Countries that are more advanced in technology also happen to be advanced economically and in all other sectors.

So until Kenya bridges this gap by taking advantage of technology, it is always going to lag behind the countries that were the first to take advantage of technology.

According to William Ruto, minister for agriculture, Kenya is lagging behind in putting a legal framework in place to facilitate faster and coordinated research activities, especially in the various arms of agriculture and GMO-related fields.

Uganda and Tanzania, said Ruto have already enacted the Biosafety Bill, a crucial requirement of the Cartegena Protocol. Ruto said the benefits arising from the enactment of this Bill are enormous.

It gives this country the opportunity in a comprehensive and coordinated manner to benefit from research.

He said the passing of the Bill would be testimony of confidence law makers have on local expertise ranging from university and research institutions who were involved in its development.

Ruto warned that Kenya being the entry port for a number of countries whose laws do not prohibit use and importation of GMOs is already exposed and desparately needs the Biosafety Law that would provide necessary instruments to ensure that there is passage or use of GMOs in the country.

Opposing the Bill in the Parliamentary debate, Silas Ruteere pointed out in countries where GMO technology is used, such crops are solely used for animal feeds and not for human consumption.

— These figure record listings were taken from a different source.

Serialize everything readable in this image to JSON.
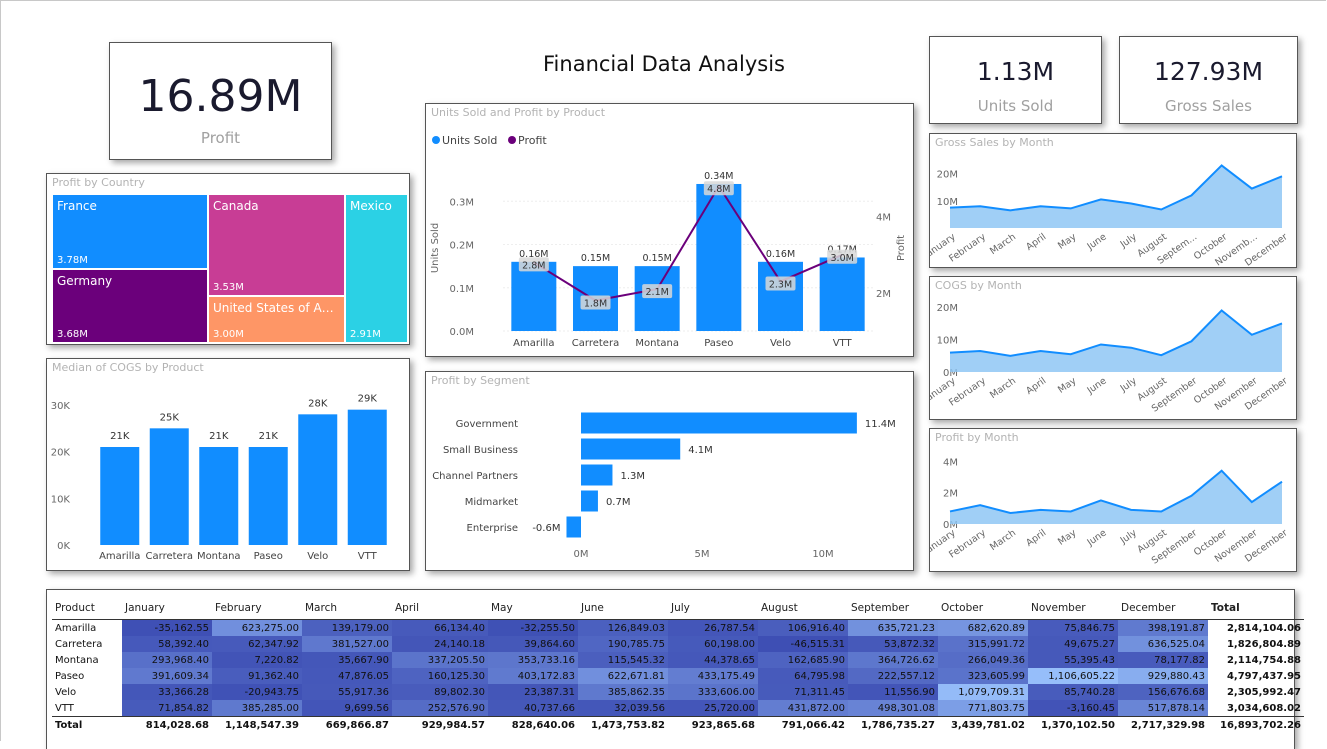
{
  "page_title": "Financial Data Analysis",
  "kpis": {
    "profit": {
      "value": "16.89M",
      "label": "Profit"
    },
    "units": {
      "value": "1.13M",
      "label": "Units Sold"
    },
    "gross": {
      "value": "127.93M",
      "label": "Gross Sales"
    }
  },
  "colors": {
    "bar": "#118DFF",
    "line": "#6B007B",
    "area": "#8FC7F5"
  },
  "treemap": {
    "title": "Profit by Country",
    "items": [
      {
        "name": "France",
        "value": "3.78M",
        "color": "#118DFF"
      },
      {
        "name": "Germany",
        "value": "3.68M",
        "color": "#6B007B"
      },
      {
        "name": "Canada",
        "value": "3.53M",
        "color": "#C83D95"
      },
      {
        "name": "United States of Amer...",
        "value": "3.00M",
        "color": "#FE9666"
      },
      {
        "name": "Mexico",
        "value": "2.91M",
        "color": "#2BD1E5"
      }
    ]
  },
  "chart_data": [
    {
      "id": "combo",
      "type": "bar",
      "title": "Units Sold and Profit by Product",
      "legend": [
        "Units Sold",
        "Profit"
      ],
      "categories": [
        "Amarilla",
        "Carretera",
        "Montana",
        "Paseo",
        "Velo",
        "VTT"
      ],
      "series": [
        {
          "name": "Units Sold",
          "values": [
            0.16,
            0.15,
            0.15,
            0.34,
            0.16,
            0.17
          ],
          "labels": [
            "0.16M",
            "0.15M",
            "0.15M",
            "0.34M",
            "0.16M",
            "0.17M"
          ]
        },
        {
          "name": "Profit",
          "values": [
            2.8,
            1.8,
            2.1,
            4.8,
            2.3,
            3.0
          ],
          "labels": [
            "2.8M",
            "1.8M",
            "2.1M",
            "4.8M",
            "2.3M",
            "3.0M"
          ]
        }
      ],
      "ylabel": "Units Sold",
      "y2label": "Profit",
      "yticks": [
        "0.0M",
        "0.1M",
        "0.2M",
        "0.3M"
      ],
      "y2ticks": [
        "2M",
        "4M"
      ],
      "ylim": [
        0,
        0.37
      ],
      "y2lim": [
        1,
        5.2
      ]
    },
    {
      "id": "cogs_median",
      "type": "bar",
      "title": "Median of COGS by Product",
      "categories": [
        "Amarilla",
        "Carretera",
        "Montana",
        "Paseo",
        "Velo",
        "VTT"
      ],
      "values": [
        21,
        25,
        21,
        21,
        28,
        29
      ],
      "labels": [
        "21K",
        "25K",
        "21K",
        "21K",
        "28K",
        "29K"
      ],
      "yticks": [
        "0K",
        "10K",
        "20K",
        "30K"
      ],
      "ylim": [
        0,
        30
      ]
    },
    {
      "id": "segment",
      "type": "bar",
      "title": "Profit by Segment",
      "categories": [
        "Government",
        "Small Business",
        "Channel Partners",
        "Midmarket",
        "Enterprise"
      ],
      "values": [
        11.4,
        4.1,
        1.3,
        0.7,
        -0.6
      ],
      "labels": [
        "11.4M",
        "4.1M",
        "1.3M",
        "0.7M",
        "-0.6M"
      ],
      "xticks": [
        "0M",
        "5M",
        "10M"
      ],
      "xlim": [
        -0.8,
        11.7
      ]
    },
    {
      "id": "gross_month",
      "type": "area",
      "title": "Gross Sales by Month",
      "categories": [
        "January",
        "February",
        "March",
        "April",
        "May",
        "June",
        "July",
        "August",
        "Septem...",
        "October",
        "Novemb...",
        "December"
      ],
      "values": [
        7.5,
        8,
        6.5,
        8,
        7.2,
        10.5,
        9,
        6.8,
        12,
        23,
        14.5,
        19
      ],
      "yticks": [
        "10M",
        "20M"
      ],
      "ylim": [
        0,
        25
      ]
    },
    {
      "id": "cogs_month",
      "type": "area",
      "title": "COGS by Month",
      "categories": [
        "January",
        "February",
        "March",
        "April",
        "May",
        "June",
        "July",
        "August",
        "September",
        "October",
        "November",
        "December"
      ],
      "values": [
        6,
        6.5,
        5,
        6.5,
        5.5,
        8.5,
        7.5,
        5.2,
        9.5,
        19,
        11.5,
        15
      ],
      "yticks": [
        "0M",
        "10M",
        "20M"
      ],
      "ylim": [
        0,
        21
      ]
    },
    {
      "id": "profit_month",
      "type": "area",
      "title": "Profit by Month",
      "categories": [
        "January",
        "February",
        "March",
        "April",
        "May",
        "June",
        "July",
        "August",
        "September",
        "October",
        "November",
        "December"
      ],
      "values": [
        0.8,
        1.2,
        0.7,
        0.9,
        0.8,
        1.5,
        0.9,
        0.8,
        1.8,
        3.4,
        1.4,
        2.7
      ],
      "yticks": [
        "0M",
        "2M",
        "4M"
      ],
      "ylim": [
        0,
        4.4
      ]
    },
    {
      "id": "matrix",
      "type": "table",
      "columns": [
        "Product",
        "January",
        "February",
        "March",
        "April",
        "May",
        "June",
        "July",
        "August",
        "September",
        "October",
        "November",
        "December",
        "Total"
      ],
      "rows": [
        [
          "Amarilla",
          "-35,162.55",
          "623,275.00",
          "139,179.00",
          "66,134.40",
          "-32,255.50",
          "126,849.03",
          "26,787.54",
          "106,916.40",
          "635,721.23",
          "682,620.89",
          "75,846.75",
          "398,191.87",
          "2,814,104.06"
        ],
        [
          "Carretera",
          "58,392.40",
          "62,347.92",
          "381,527.00",
          "24,140.18",
          "39,864.60",
          "190,785.75",
          "60,198.00",
          "-46,515.31",
          "53,872.32",
          "315,991.72",
          "49,675.27",
          "636,525.04",
          "1,826,804.89"
        ],
        [
          "Montana",
          "293,968.40",
          "7,220.82",
          "35,667.90",
          "337,205.50",
          "353,733.16",
          "115,545.32",
          "44,378.65",
          "162,685.90",
          "364,726.62",
          "266,049.36",
          "55,395.43",
          "78,177.82",
          "2,114,754.88"
        ],
        [
          "Paseo",
          "391,609.34",
          "91,362.40",
          "47,876.05",
          "160,125.30",
          "403,172.83",
          "622,671.81",
          "433,175.49",
          "64,795.98",
          "222,557.12",
          "323,605.99",
          "1,106,605.22",
          "929,880.43",
          "4,797,437.95"
        ],
        [
          "Velo",
          "33,366.28",
          "-20,943.75",
          "55,917.36",
          "89,802.30",
          "23,387.31",
          "385,862.35",
          "333,606.00",
          "71,311.45",
          "11,556.90",
          "1,079,709.31",
          "85,740.28",
          "156,676.68",
          "2,305,992.47"
        ],
        [
          "VTT",
          "71,854.82",
          "385,285.00",
          "9,699.56",
          "252,576.90",
          "40,737.66",
          "32,039.56",
          "25,720.00",
          "431,872.00",
          "498,301.08",
          "771,803.75",
          "-3,160.45",
          "517,878.14",
          "3,034,608.02"
        ]
      ],
      "total": [
        "Total",
        "814,028.68",
        "1,148,547.39",
        "669,866.87",
        "929,984.57",
        "828,640.06",
        "1,473,753.82",
        "923,865.68",
        "791,066.42",
        "1,786,735.27",
        "3,439,781.02",
        "1,370,102.50",
        "2,717,329.98",
        "16,893,702.26"
      ]
    }
  ]
}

Those Kenyans MPs in support of the Biosafety Bill point out to the fact the country is still begging and imports food to feed her 5 million people who are food insecure whne technologies exist that could boost crop yield per hactares.

But those MPs opposed say Kenya and indeed Africa is food insecure not for lack of GMOs but for lack of proper planning adding that low irrigation, lack of water harvesting coupled with poor infrastructure and effects of climate change is hampering coutnries in the region from ensuring food security of her citizens.